As already mentioned, this cluster comprises genes coding for membrane and periplasmic proteins involved in the reduction of iron from the Fe-PVD in the periplasm and the transport of Fe2+ to the cytoplasm by the ABC transporter FpvDE (Fig. 2A). As shown in Fig. 2B this cluster is under the direct control of the ECFσ PvdS, FpvI, and SigX (Schulz et al. 2015). Surprisingly, two other ECFσ are involved as well, PA0149, and PA2050 described as new cell surface signaling components (Llamas et al. 2008). PA0149 ECF overexpression activates the transcription of the PA0151 TBDT more than 30-fold, but also the fpvGHJKCDEF gene cluster (Fig. 2B). Likewise, overexpression of PA2050 ECFσ results in activation of the transcription of two TBDT, PA2057 (SppR) (Pletzer et al. 2016) and PA2070, but of fpvGHJKCDEF as well (Llamas et al. 2008) (Fig. 2B). The same authors suggest that this gene cluster is not only involved in Fe-PVD reduction and Fe transport from PVD, but also for similar steps involving other siderophore transport systems, explaining the multiple regulators involved in the control of expression of these genes. However, we do not know at this stage whether the action of both PA0149 and PA2050 ECF is direct or indirect via a second fur-like gene (fur2, PA2384), but no xenosiderophore has been identified for the TBDT involved (Llamas et al. 2008). Very recently, an article described the effect of the overexpression of the ECF HxuI on the expression of its cognate heme transporter gene, hxuA, but also on the fpvGHJKCDEF expression as well (Fig. 2) (Cai et al. 2022). The same authors identified a consensus DNA binding sequence for HxuI, upstream of hxuI, hxuA, fur2 and fpvG among other genes coding for virulence factors, including phzA2, the first gene of the second operon for pyocyanin biosynthesis (Cai et al. 2022).

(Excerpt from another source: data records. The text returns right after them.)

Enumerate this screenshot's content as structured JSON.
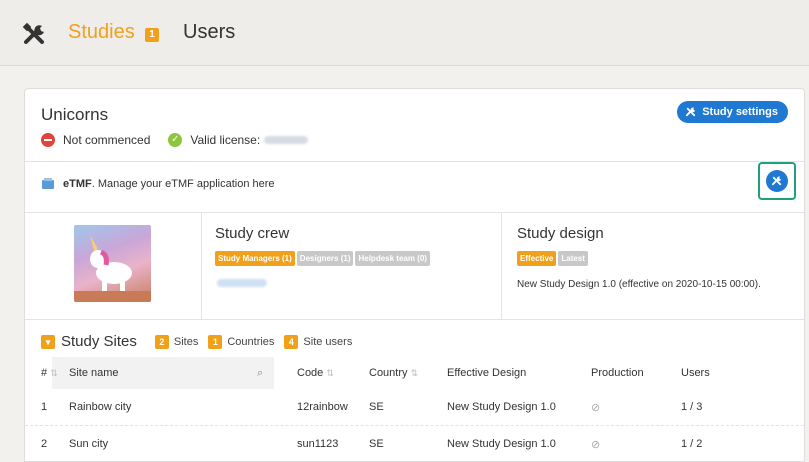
{
  "nav": {
    "studies_label": "Studies",
    "studies_badge": "1",
    "users_label": "Users"
  },
  "study": {
    "name": "Unicorns",
    "status": "Not commenced",
    "license": "Valid license:",
    "settings_label": "Study settings"
  },
  "etmf": {
    "bold": "eTMF",
    "text": ". Manage your eTMF application here"
  },
  "crew": {
    "title": "Study crew",
    "roles": [
      "Study Managers (1)",
      "Designers (1)",
      "Helpdesk team (0)"
    ]
  },
  "design": {
    "title": "Study design",
    "effective": "Effective",
    "latest": "Latest",
    "text": "New Study Design 1.0 (effective on 2020-10-15 00:00)."
  },
  "sites": {
    "title": "Study Sites",
    "sites_count": "2",
    "sites_label": "Sites",
    "countries_count": "1",
    "countries_label": "Countries",
    "users_count": "4",
    "users_label": "Site users"
  },
  "table": {
    "headers": {
      "num": "#",
      "site_name": "Site name",
      "code": "Code",
      "country": "Country",
      "effective_design": "Effective Design",
      "production": "Production",
      "users": "Users"
    },
    "rows": [
      {
        "num": "1",
        "name": "Rainbow city",
        "code": "12rainbow",
        "country": "SE",
        "design": "New Study Design 1.0",
        "users": "1 / 3"
      },
      {
        "num": "2",
        "name": "Sun city",
        "code": "sun1123",
        "country": "SE",
        "design": "New Study Design 1.0",
        "users": "1 / 2"
      }
    ]
  },
  "colors": {
    "accent": "#f0a019",
    "primary": "#1f78d1",
    "highlight_border": "#1ea07a"
  }
}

This interesting study further highlights the importance of the fpvGHJKCDEF cluster for the assimilation of Fe2+ from pyoverdine, but also from other iron sources.

Conclusions

This short review presents evidence that the regulation of PVD production and uptake involves different regulators, either by acting at the level of the master ECF pvdS gene (OxyR, PA2206, AlgR, CysB, PirR, CzcR, AmgR) or other genes, although their contribution might not be as essential compared to PvdS but might contribute to fine tuning of pyoverdine production in function of environmental cues, which have not yet been defined. Particularly interesting is the participation of several ECF, including the recently described HxuI involvement, in the regulation of genes coding for periplasmic and inner membrane proteins involved in the reduction of Fe-PVD and the import of Fe2+ to the cytoplasm, suggesting that this process might contribute to the reduction of Fe3+ from other iron sources. There is also some evidence that the PvdS and FpvI regulons are larger than previously anticipated, including other genes outside the PVD cluster. However, several other regulators are likely to be involved, directly or indirectly into the regulation of siderophore-mediated iron uptake in P. aeruginosa, as described for the Gac-Rsm pathway, probably via the production of the internal c-di-GMP signal molecule (Frangipani et al. 2014).